Uma parte boa do nosso salão hoje come diferente do que comia há dois anos. Mounjaro, Ozempic, Wegovy e companhia mudaram o apetite de muita gente que gosta de jantar fora. A fome chega mais tarde, some mais cedo, e um prato que antes acabava inteiro agora fica pela metade.
Isso não é motivo pra parar de sair pra comer. É motivo pra pedir diferente. Este guia é sobre isso, com o cardápio da casa na mão.
Um aviso antes: a gente cozinha, não receita. Nada aqui é orientação médica, e quem manda no seu tratamento é o seu médico. O que a gente conhece é o tamanho e o peso de cada prato que sai da nossa cozinha.
O truque que ninguém usa: a gramagem está no cardápio
No cardápio do site, quase todo prato mostra a gramagem ao lado do nome. Foi feito pra transparência, mas virou a ferramenta mais útil pra quem come pouco. A diferença entre um prato e outro é maior do que parece:
- Risoto de polvo: 100 g.
- Risoto de mignon e brie: 102 g.
- Risoto de cogumelos frescos: 145 g.
- Confit de pato com arroz de pato: 380 g.
- Short rib bovino ao molho de cogumelos: 450 g.
São quatro vezes e meia de diferença entre o primeiro e o último. Antes de pedir, dá uma olhada no número. Ele evita a frustração de encarar um prato que você não vai vencer.
Pratos que já nascem no tamanho certo
Nenhum truque, nenhuma adaptação. São pratos que a casa serve assim todo dia:
- Risoto de polvo (100 g). O menor prato principal da casa, puxado no caldo de polvo e na manteiga de ervas.
- Risoto de mignon e brie (102 g). Pequeno e denso, com redução de frutas vermelhas.
- Salmão com legumes (190 g). Proteína limpa e legumes salteados, sem massa nem arroz do lado. É o prato mais direto do cardápio pra quem quer proteína e vegetal.
- Polvo Benedito (180 g). Grelhado, com aspargos, alho-poró e tomate salteado.
- Gnocchi de cogumelo (168 g). A opção vegetariana que não pesa.
- Salada verde com frango grelhado. Quando a vontade é comer leve sem abrir mão da proteína.
Entrada como prato principal
Talvez a melhor estratégia da casa, e ninguém precisa pedir licença pra usar. Várias entradas nossas resolvem um jantar inteiro pra quem está comendo pouco:
- Gratinado de mignon (130 g). Cubos de mignon gratinados com gorgonzola. Proteína pura.
- Steak tartar (170 g). Carne crua temperada, com azeite trufado e mostarda Dijon.

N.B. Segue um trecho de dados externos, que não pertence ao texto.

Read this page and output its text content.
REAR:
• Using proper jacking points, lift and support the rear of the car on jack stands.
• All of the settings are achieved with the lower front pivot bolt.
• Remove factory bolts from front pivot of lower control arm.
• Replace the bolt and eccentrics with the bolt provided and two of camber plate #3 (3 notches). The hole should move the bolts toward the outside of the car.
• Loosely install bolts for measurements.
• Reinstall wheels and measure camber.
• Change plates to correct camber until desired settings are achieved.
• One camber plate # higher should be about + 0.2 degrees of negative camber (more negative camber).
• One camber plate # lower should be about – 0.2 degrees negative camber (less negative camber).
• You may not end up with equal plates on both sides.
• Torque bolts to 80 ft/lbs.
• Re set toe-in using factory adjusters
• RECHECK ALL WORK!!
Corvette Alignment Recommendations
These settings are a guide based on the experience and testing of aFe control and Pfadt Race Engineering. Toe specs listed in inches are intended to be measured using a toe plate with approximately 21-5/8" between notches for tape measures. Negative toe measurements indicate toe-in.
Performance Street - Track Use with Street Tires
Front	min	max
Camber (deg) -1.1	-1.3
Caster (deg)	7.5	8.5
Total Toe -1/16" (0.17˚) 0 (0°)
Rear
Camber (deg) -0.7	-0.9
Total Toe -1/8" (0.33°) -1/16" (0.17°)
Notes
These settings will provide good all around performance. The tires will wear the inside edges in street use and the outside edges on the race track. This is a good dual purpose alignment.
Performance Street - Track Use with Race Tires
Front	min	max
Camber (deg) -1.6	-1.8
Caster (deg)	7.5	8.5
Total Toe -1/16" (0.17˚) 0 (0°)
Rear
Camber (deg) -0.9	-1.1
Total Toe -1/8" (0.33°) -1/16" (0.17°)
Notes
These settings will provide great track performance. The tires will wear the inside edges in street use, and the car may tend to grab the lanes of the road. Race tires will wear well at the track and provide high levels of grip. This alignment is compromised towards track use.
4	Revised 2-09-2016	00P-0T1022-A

- Hambúrguer de pato (100 g). Dupla de mini hambúrguer com patê de fígado e redução de frutas vermelhas.
- Bolinho de moqueca (100 g). Pescada amarela com molho de moqueca e aioli.
- Burrata (170 g). Cremosa, com tapenade e pesto. Boa pra dividir e ainda sobrar.
Sobremesa sem virar problema
A parte doce costuma ser onde a conta não fecha. Três da nossa carta são pequenas de fábrica:
- Torta de nozes da D. Ana (50 g). O bolinho que a mãe do chef faz. É a menor sobremesa da casa e a mais pedida.
- Strudel com sorbet (60 g). Folhado de maçã com sorbet de limão.
- Creme gelado de manga (80 g). Polpa de manga cremosa, sem adição de açúcar.
O que a gente faz e o que a gente não faz
Aqui vale ser reto, porque promessa que não se cumpre estraga a noite:
- Meia porção a gente não faz. A cozinha não fraciona prato, e o preço é por prato inteiro. Por isso este guia aponta o que já é pequeno em vez de prometer o que não existe.
- Trocar acompanhamento depende do prato. Em alguns dá pra trocar o arroz ou a fritas por legumes, em outros a montagem não permite. Pergunte à equipe na hora do pedido, que a resposta vem na hora.
- Levar o resto pra casa, sempre. Não terminou? A gente embala e você leva. Sem cerimônia e sem cara feia. Comida boa no dia seguinte continua sendo comida boa.
Três coisas que ajudam na mesa
- Peça em etapas. Uma entrada primeiro, decide o principal depois. Pedir tudo de uma vez costuma terminar com metade do prato frio na mesa.
- Avise que você come devagar. A equipe segura o ritmo do salão e não empilha prato na sua frente.
- Vinho em taça existe por um motivo. Se o álcool passou a bater diferente, nossa carta tem taça e meia garrafa. Dá pra brindar sem abrir 750 ml.
Comer fora com apetite menor não é comer pela metade. É escolher melhor. E escolher melhor é justamente o que a gente faz aqui há 10 anos, no Cambuí, em Campinas.